As the pandemic eased and life started to return to normal, demand for certain plastics rebounded.
“People started leaving their homes and buying cars again, and fuel prices bounced back,” Hall said. “[Sporting events] came back, which use a lot of plastic utensils and bottled beverages. But in the background, we learned about the supply chain.
“You could have the lowest cost and [great inventory], but if you couldn’t get it somewhere that became its own fundamental. Freight costs priced out many people, making certain sectors unprofitable. All this came home to roost for consumers who could not get sneakers because the plasticizers were held up at port.

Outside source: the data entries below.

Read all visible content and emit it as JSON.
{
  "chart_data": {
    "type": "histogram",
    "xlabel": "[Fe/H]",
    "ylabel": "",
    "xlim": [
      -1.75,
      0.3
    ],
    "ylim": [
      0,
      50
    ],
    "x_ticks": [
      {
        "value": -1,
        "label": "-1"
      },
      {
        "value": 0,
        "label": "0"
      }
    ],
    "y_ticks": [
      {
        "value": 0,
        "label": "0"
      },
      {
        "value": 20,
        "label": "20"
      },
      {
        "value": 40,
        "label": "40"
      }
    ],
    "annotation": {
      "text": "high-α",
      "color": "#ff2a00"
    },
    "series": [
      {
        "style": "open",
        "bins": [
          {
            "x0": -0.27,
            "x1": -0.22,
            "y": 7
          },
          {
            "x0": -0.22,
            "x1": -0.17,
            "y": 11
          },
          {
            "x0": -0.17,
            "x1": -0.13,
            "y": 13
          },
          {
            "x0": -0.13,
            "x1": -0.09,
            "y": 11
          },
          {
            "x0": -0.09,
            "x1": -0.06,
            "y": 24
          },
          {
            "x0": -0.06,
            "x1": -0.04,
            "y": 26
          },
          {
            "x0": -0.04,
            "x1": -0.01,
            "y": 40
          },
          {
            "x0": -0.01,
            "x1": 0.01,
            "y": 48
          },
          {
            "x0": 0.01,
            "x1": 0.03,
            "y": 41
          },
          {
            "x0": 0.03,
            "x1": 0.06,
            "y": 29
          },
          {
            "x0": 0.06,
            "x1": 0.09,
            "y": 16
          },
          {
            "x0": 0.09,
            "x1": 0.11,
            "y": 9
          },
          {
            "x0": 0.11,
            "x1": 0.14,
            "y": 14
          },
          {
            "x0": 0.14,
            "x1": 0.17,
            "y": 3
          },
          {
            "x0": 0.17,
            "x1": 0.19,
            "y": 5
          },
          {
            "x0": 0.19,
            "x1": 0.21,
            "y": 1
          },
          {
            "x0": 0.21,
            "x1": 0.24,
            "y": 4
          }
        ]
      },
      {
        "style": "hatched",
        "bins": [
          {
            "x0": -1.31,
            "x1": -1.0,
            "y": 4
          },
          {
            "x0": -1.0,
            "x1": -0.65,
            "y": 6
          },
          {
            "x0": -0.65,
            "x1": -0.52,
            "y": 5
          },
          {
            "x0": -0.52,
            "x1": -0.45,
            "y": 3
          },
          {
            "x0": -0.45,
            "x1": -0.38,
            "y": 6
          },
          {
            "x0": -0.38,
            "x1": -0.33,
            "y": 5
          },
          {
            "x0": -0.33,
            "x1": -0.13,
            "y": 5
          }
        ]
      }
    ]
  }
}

Lots of things were laid bare by necessity during the past three years.”
Coming out of the pandemic, rising interest rates put the brakes on some construction projects, which gradually affected plastics producers.
“As interest rates increased last summer, the construction demand for plastics lessened,” Hall said. “You always need pipes for water and cable, but if construction slows, so does the demand for pipe. In 2021 and early 2022, you were doubling your orders for pipes. But when interest rates went up, construction jobs were getting canceled, and everybody had too much pipe.”
Most companies run their inventories down at the end of the year. Demand for plastics has improved since November and December, she said.
“It’s not the safety net that a lot of plastic commodity markets would like to see, but it is slowly moving higher,” Hall said. “Plastic plants are running at higher rates in January than they have in many months. That is a sign that, if there had been a glut in the market, there now are new orders looking for this material. Also, January is a safe time to ramp up production rates because there is no end-of-the-year inventory valuation situation. But at the same time, the orders must be there to increase production from relatively low rates. It is coming back a little bit. It is not a bull market, but it is not as gloomy for plastics as it is for other sectors,” said Hall.
Recycling elevated to a need-to-have
The ability to effectively recycle plastic has not kept up with the burgeoning growth of the industry, said Hall.
“Recycling of plastics is not new. It’s been going on since the 1970s in the United States,” Hall noted. “Recycling used to be a nice-to-have; now it’s a need-to-have due to government mandates or retail-level demand. That has created an industry that is quickly commoditizing itself.”
There is insufficient infrastructure for recycling plastics, she said.
“There were grim statistics that said recycling is down to less than 10%,” Hall said. “We are making four times the amount of trash with the same number of sorting facilities. It is overwhelming the [recycling] infrastructure.”
Investments are starting to flow into recycling and making things from non-fossil sources, including waste plastic and biomass, she said.
“Those investments are starting to come, but it is a teaspoon in the ocean right now. It is gradual,” she said. “You take the recycled content and blend it into your products. And over the years you increase that blended content, if possible.” But to retain its integrity, plastic needs to perform a certain way, she added. “The safety and quality won’t be compromised by recycling. Chemical recycling — turning [waste] plastic into things that can be used to make other chemicals — is an innovative way to solve a problem that the plastics industry began 100 years ago,” said Hall.